Individual Certainty, Constitutional Doubt

A reader helps:

Toward the end of your fisking of Goldberg, you start to make a point that I think may be worth emphasizing: that one can be what we might call individually certain, but still be content, or even prefer, to live under a set of institutions (or, more broadly, a metaphysics) that do not have that same certainty. It seems that your critics enjoy making arguments of the "What, isn't Sullivan certain the sky is blue?" variety. You are certain, as far as I can tell, that, e.g., torturing is wrong, Bush is incompetent, God loves you, etc. Goldberg, Hewitt, et al., can needle you all day long on those, but ultimately, that's just a head fake.

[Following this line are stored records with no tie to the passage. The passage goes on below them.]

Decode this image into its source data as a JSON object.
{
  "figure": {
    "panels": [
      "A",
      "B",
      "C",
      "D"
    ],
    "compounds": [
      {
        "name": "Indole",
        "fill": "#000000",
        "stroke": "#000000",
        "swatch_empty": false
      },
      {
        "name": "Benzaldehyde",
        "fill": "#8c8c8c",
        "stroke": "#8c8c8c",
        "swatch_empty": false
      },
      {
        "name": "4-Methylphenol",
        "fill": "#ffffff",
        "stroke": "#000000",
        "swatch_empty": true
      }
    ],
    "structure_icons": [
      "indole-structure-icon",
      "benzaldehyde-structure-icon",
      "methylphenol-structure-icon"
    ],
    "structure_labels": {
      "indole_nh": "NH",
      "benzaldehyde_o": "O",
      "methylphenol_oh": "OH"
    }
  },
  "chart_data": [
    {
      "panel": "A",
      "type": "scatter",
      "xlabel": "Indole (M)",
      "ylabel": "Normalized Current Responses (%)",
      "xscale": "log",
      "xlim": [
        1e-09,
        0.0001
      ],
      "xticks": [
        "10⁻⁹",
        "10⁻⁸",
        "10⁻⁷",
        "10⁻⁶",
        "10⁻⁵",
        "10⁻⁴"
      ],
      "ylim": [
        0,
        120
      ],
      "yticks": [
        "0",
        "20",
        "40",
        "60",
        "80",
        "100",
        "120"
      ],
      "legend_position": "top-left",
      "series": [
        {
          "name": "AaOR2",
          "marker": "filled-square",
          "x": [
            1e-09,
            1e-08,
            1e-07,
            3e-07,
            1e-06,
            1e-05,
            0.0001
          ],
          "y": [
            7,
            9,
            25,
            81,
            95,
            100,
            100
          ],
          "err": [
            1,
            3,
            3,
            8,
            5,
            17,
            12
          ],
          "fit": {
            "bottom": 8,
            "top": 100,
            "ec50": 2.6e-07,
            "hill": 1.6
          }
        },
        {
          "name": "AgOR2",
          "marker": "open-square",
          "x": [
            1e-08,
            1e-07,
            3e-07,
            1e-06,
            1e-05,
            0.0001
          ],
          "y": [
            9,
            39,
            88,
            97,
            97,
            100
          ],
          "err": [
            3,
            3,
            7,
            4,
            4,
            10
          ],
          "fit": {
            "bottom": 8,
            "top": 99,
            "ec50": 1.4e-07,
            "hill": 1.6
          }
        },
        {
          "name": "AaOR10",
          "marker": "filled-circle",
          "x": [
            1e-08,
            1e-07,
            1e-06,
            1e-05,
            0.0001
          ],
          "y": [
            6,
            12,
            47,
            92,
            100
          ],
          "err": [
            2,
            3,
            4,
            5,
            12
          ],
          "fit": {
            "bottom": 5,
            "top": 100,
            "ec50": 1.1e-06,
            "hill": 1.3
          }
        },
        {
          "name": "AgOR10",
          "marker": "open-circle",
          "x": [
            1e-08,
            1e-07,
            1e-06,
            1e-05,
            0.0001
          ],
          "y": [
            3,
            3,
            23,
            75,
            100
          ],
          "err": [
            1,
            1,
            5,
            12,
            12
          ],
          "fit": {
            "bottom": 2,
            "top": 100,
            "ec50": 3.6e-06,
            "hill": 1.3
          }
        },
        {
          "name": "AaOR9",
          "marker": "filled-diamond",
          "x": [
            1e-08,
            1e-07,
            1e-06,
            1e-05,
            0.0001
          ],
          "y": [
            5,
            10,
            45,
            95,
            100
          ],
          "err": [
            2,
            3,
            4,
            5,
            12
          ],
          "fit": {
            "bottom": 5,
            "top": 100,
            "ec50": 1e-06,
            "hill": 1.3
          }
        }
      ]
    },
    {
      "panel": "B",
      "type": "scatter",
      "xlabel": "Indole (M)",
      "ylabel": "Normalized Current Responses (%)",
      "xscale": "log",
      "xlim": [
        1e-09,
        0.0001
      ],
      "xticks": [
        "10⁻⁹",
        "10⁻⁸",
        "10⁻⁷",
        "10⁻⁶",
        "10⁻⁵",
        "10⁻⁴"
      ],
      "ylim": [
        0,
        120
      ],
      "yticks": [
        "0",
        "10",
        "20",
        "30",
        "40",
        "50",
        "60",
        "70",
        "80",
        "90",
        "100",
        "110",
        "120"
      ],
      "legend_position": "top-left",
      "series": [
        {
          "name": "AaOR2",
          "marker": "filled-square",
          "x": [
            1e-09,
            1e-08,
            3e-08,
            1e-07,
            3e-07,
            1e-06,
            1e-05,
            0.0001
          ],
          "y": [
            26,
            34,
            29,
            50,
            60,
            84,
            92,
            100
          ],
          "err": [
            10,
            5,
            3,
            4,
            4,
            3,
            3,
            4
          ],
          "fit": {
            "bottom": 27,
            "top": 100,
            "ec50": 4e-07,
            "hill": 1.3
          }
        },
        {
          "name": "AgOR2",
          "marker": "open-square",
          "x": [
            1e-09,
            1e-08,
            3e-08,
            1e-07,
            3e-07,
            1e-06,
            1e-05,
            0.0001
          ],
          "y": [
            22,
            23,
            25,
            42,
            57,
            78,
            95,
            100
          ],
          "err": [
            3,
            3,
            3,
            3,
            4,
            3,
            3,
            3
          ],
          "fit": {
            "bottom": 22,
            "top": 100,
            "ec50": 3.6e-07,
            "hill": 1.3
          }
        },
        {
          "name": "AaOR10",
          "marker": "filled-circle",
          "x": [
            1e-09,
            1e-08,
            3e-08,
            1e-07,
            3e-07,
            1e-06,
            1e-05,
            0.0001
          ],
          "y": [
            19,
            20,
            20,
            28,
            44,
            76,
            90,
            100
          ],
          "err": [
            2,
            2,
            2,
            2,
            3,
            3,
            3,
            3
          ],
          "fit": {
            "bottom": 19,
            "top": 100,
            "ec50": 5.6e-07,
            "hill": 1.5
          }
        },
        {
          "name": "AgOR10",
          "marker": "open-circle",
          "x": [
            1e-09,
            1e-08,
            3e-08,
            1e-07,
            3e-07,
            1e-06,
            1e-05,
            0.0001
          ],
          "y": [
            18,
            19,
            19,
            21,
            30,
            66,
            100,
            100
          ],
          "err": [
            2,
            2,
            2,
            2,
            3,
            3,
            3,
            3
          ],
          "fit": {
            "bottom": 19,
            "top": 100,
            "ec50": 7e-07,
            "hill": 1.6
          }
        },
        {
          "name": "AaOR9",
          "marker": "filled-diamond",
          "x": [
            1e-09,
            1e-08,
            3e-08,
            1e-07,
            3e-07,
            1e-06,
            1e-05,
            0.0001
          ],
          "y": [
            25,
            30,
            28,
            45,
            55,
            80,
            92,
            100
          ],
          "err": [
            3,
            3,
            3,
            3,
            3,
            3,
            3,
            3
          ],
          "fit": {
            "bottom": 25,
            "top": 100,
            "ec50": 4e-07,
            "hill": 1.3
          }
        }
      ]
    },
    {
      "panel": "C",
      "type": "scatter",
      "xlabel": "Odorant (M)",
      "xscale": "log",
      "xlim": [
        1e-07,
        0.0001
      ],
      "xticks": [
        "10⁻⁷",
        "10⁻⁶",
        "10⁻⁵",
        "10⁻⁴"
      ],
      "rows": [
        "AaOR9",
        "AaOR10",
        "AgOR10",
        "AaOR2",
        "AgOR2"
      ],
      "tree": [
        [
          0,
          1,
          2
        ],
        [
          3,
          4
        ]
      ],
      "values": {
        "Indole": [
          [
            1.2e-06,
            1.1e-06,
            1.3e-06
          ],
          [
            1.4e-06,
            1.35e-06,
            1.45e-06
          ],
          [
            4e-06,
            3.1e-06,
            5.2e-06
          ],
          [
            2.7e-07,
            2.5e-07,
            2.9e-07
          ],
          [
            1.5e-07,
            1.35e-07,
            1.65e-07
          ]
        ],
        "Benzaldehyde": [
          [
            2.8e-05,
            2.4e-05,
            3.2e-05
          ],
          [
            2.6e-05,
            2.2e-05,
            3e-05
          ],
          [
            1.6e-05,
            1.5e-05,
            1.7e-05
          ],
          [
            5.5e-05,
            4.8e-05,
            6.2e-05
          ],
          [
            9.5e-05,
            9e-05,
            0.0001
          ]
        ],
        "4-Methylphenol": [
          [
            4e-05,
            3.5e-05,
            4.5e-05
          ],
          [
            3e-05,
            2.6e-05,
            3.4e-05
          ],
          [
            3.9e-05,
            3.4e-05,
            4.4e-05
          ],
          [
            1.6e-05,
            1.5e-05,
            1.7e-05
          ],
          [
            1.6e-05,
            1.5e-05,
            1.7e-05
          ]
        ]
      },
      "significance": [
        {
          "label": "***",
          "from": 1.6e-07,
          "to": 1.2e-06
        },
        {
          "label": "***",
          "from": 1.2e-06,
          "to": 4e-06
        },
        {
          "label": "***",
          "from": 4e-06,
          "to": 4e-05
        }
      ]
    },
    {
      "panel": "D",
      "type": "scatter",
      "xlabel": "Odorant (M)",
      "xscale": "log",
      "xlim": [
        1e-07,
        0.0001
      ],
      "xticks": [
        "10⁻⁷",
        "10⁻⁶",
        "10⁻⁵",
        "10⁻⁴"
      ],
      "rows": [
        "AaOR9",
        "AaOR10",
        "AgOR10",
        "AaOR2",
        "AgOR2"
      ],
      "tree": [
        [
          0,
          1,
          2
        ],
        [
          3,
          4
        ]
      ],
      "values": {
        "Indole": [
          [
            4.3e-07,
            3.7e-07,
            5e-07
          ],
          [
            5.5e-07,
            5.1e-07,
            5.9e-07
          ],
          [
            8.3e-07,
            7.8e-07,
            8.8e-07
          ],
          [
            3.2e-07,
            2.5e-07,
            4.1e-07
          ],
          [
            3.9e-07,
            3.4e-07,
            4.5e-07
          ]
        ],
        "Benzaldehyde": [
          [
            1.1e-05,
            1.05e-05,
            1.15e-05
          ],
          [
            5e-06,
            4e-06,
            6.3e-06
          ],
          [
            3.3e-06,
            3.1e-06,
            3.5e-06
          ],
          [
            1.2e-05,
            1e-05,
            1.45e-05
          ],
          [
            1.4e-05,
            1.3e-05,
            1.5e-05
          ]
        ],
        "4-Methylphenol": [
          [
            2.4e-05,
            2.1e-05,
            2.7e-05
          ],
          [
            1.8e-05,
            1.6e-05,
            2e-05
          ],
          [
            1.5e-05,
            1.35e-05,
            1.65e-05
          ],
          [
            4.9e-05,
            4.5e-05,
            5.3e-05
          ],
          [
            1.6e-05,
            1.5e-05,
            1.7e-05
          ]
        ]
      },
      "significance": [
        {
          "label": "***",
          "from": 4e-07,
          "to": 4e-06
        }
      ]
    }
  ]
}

As I understand it, your point is not that one must be doubtful in all aspects of life. The point is that one can be certain of some things while listening to others, respecting their views, and understanding that they may be equally certain - and, indeed, may even be equally right (or at least equally safe from being proved wrong). And that the risk that democratic institutions are built to contain is the risk that certain people impose their certainty on those, well, less certain. In other words, I won't impose my certainty on you, if you won't impose yours on me. Instead, we face each other, argue, deliberate, compromise, and learn to be tolerant (and, in politics, vote). And I'll win some, and you'll win some, and that's OK - more than OK, it's probably better than either of us could have come up with on our own. I'm surprised that this is so hard for your critics to grasp.

Me too. But I may not have expressed it as simply as this reader to whom I'm grateful.